Wie bereits an anderer Stelle erwähnt, ging es mir auch nur darum, Dir die Möglichkeit zu geben, zwei meiner am meisten geliebten/geschätzten Filme selbst sehen zu können, weil es auf anderem Weg kaum Zugangsmöglichkeiten geben dürfte. Dass Du diese Filme nicht ebenso großartig finden wirst wie ich, war aufgrund unserer doch etwas unterschiedlichen cineastischen Veranlagung klar. Bei Angelopoulos hast Du es treffend angesprochen. Ich habe im Laufe der letzten Jahre die ruhigen mit langen Einstellungen arbeitenden Filme und deren Filmemacher kennen und schätzen gelernt. Wobei ich da als Bedingung anknüpfen möchte, dass ein solcher Film schon eine Art "Sog" entwickeln und mich in den Film hineinziehen muss, um mich auf Dauer interessieren, anregen und fesseln zu können. Sonst kann auch ganz schnell das Gegenteil passieren und ich in versinke in Desinteresse. Ich habe "Die Wanderschauspieler" auch erst zweimal gesehen (einmal mit dt. UT, einmal mit engl. UT), war beim ersten Mal von seiner formalen Gestaltung und Komplexität geplättet und habe erst beim zweiten Mal Rollen und Zeitbezüge besser verstanden, die Kameraarbeit genossen und Details entdeckt oder besser zu deuten gewusst. Und ich habe ihn mit Sicherheit noch nicht komplett erschlossen, dazu sind die historischen, politischen und antiken Bezüge und die "mehrfachfunktionalen" Figuren (Rolle in der Wandertruppe, im Bühnenstück, im politischen Zeitgeschehen, in der Antike) zu komplex.

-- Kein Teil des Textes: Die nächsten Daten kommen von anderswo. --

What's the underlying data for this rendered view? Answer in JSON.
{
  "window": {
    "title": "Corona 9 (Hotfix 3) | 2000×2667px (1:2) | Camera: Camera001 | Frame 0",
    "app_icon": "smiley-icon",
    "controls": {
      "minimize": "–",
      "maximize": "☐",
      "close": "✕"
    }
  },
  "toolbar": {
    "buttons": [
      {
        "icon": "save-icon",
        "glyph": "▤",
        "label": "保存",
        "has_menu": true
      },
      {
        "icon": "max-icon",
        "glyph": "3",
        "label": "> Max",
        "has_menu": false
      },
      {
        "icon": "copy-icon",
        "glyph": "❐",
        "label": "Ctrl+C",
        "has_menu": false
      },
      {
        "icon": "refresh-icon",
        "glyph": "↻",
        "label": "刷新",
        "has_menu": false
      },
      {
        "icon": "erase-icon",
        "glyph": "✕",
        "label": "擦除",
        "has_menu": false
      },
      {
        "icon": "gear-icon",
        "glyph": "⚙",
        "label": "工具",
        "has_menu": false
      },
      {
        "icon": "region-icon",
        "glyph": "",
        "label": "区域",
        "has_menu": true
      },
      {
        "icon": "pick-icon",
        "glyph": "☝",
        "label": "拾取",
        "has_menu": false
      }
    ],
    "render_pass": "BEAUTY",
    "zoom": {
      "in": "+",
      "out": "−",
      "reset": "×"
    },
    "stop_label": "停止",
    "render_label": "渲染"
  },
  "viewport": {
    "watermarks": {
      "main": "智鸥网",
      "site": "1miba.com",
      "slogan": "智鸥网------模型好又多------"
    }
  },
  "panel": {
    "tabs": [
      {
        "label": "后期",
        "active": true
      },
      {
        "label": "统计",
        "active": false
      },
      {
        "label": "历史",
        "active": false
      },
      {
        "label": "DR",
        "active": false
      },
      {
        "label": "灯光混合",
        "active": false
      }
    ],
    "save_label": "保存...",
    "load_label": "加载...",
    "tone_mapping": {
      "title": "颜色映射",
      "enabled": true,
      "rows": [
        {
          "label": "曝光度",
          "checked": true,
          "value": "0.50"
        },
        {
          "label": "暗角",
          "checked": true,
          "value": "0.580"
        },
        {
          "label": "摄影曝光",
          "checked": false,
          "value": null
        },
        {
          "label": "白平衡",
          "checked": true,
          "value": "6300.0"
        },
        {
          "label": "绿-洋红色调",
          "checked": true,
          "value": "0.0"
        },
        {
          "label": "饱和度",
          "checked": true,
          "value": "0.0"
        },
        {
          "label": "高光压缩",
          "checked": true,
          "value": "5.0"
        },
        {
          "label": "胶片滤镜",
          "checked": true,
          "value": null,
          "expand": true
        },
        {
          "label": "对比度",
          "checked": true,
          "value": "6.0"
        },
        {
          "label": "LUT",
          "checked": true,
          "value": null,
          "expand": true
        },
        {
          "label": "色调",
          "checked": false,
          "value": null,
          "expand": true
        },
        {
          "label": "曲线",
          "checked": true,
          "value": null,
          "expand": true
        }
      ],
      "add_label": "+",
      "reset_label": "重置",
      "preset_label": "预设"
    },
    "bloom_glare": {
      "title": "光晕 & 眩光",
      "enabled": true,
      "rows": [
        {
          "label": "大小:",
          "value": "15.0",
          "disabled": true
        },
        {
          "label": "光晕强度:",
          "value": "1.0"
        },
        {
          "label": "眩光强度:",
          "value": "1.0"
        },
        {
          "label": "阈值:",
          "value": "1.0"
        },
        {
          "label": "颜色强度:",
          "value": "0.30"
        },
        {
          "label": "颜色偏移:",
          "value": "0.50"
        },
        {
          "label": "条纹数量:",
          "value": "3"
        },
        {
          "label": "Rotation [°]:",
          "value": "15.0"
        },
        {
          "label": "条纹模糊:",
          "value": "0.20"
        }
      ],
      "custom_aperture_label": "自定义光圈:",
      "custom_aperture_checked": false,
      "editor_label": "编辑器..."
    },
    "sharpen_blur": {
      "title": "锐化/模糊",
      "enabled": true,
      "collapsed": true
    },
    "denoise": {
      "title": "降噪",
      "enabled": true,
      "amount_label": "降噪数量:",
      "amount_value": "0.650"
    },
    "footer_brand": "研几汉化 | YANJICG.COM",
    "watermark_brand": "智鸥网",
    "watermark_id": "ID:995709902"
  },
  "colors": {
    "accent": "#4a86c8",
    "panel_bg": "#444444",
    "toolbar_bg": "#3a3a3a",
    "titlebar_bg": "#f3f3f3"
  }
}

"Vor dem Regen" ist einer jener Filme die besonders schmerzhaft in die Magengrube treten und dadurch unvergesslich werden. Auch aufgrund dieser wirklich tollen Kreisstruktur, die zunächst noch nicht erahnbar ist, dann zu etwas Verwirrung über wiederauftauchende Figuren führt, dann aber den Schulterschluss so meisterhaft vollendet. Und mit jedem Sehen erkenne ich immer wieder an, wie perfekt und rund dieser Kreis doch ist und sich Details und Figuren ineinander verhaken. Demzufolge ist das mittlere (falls es wirklich das mittlere ist, es könnte genauso gut das erste oder das letzte sein) Teilstück genauso wichtig, auch wenn es im grauen London spielt und einen Moment des Innehaltens darstellt. "Vor dem Regen" ist der einzige Film, zu dem ich mal zu kino.de-Zeiten einen längeren Text begonnen aber nie vollendet und gepostet habe, weil ich mich außerstande sah, die Kraft des Filmes in Worten auszudrücken.
Und wie jetzt. Kanntest Du "Woody der Unglücksrabe" noch gar nicht?